Nei contratti a esecuzione continuata o periodica, ovvero a esecuzione differita(1), se la prestazione di una delle parti è divenuta eccessivamente onerosa per il verificarsi di avvenimenti straordinari e imprevedibili(2), la parte che deve tale prestazione può domandare(3) la risoluzione del contratto, con gli effetti stabiliti dall’articolo 1458(4).
La risoluzione non può essere domandata se la sopravvenuta onerosità rientra nell’alea normale del contratto.

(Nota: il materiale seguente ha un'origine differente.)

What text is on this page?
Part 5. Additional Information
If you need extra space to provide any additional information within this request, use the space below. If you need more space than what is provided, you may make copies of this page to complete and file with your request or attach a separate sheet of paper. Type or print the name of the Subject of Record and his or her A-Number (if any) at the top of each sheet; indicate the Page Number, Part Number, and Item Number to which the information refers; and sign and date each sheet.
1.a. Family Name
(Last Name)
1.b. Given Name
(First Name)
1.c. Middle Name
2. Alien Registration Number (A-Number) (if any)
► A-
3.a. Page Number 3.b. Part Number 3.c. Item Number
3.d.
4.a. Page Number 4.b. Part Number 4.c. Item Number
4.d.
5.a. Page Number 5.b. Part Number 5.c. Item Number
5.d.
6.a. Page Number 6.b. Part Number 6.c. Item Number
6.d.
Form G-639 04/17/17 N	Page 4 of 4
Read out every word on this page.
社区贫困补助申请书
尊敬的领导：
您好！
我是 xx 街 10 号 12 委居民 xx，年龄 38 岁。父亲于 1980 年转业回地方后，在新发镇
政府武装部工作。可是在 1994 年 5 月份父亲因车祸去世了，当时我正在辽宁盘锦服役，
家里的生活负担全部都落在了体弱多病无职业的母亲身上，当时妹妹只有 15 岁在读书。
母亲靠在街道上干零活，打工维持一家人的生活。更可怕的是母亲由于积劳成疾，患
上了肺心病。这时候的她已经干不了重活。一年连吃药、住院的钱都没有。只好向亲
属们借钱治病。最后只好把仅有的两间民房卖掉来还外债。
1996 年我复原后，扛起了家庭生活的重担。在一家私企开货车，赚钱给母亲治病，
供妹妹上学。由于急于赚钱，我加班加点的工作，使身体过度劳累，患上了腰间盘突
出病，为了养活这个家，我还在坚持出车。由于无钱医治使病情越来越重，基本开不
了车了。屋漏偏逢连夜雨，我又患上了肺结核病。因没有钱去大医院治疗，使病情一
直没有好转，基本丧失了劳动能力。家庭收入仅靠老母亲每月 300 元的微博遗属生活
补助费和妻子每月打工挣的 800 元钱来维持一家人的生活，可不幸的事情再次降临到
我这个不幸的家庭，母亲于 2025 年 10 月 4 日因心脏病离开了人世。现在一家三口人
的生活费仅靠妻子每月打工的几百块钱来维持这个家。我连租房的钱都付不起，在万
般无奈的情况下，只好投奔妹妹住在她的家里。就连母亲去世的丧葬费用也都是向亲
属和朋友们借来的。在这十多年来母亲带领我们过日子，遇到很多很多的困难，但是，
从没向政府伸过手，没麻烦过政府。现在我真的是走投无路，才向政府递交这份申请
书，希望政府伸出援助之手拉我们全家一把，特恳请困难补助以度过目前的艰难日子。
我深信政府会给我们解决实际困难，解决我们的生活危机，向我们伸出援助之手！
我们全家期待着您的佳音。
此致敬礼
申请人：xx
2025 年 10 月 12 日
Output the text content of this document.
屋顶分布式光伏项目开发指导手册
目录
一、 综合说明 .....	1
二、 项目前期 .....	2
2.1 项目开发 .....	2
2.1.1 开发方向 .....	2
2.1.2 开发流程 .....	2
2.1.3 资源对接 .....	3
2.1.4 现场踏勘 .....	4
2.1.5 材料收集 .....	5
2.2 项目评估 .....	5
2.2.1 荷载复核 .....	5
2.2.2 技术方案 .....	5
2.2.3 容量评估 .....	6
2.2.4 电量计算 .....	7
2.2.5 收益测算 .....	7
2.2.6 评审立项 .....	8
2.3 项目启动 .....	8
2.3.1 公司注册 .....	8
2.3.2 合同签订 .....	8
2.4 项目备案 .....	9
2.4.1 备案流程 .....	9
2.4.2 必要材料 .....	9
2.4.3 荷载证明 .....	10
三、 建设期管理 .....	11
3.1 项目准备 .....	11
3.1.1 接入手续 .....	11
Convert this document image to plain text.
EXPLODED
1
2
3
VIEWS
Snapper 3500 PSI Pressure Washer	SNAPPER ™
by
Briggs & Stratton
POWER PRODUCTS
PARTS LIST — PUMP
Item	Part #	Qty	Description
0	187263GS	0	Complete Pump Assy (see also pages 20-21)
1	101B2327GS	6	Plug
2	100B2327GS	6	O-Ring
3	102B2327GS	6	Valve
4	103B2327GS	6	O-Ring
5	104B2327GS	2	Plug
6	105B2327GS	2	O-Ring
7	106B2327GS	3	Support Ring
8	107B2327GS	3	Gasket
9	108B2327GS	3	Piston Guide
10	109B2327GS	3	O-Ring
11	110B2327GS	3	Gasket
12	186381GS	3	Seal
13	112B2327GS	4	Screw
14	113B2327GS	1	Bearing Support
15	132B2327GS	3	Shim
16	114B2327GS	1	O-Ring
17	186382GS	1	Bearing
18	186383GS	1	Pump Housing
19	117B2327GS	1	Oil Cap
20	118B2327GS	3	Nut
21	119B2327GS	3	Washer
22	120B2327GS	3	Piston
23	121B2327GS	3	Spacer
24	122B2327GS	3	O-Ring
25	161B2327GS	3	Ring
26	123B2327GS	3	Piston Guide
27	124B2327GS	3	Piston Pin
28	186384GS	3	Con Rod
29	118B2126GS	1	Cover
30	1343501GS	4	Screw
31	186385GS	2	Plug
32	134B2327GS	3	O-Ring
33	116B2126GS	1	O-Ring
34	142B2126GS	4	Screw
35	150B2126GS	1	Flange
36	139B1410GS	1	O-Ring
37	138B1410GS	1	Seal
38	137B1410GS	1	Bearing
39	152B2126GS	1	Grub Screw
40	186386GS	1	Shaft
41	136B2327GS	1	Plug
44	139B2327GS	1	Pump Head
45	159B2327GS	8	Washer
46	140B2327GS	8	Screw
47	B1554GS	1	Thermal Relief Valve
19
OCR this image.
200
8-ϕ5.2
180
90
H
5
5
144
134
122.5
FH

La parte contro la quale è domandata la risoluzione può evitarla offrendo di modificare equamente le condizioni del contratto(5).
Note
(1)
Si tratta de c.d. contratti di durata, nei quali l’esecuzione non è istantanea ma si protrae nel tempo.
(2)
L’onerosità deve essere sopravvenuta ma non deve intervenire quando il contraente è già in mora; eccessiva, secondo una valutazione rimessa al giudice; dipendente da avvenimenti straordinari ed imprevedibili, alla luce del giudizio che, ex ante, avrebbe potuto formulare un uomo di media diligenza (1176 c.c.).
(3)
La norma opera solo in via di azione, non di eccezione, a differenza di quanto accade in caso di inadempimento (v. 1460 c.c.).
(4)
Trova qui applicazione la regola rebus sic stantibus, in base alla quale l’accordo rimane vincolante se non si modifica il rapporto che intercorre tra il valore delle reciproche prestazioni. L’effetto della risoluzione non è retroattivo (v. 1458 c.c.).
(5)
L’offerta di riduzione, analogamente a quanto accade in tema di rescissione (v. 1450 c.c.), è volta a ristabilire l’equilibrio contrattuale ed è espressa mediante un atto unilaterale (1324 c.c.) recettizio (1334, 1335 c.c.).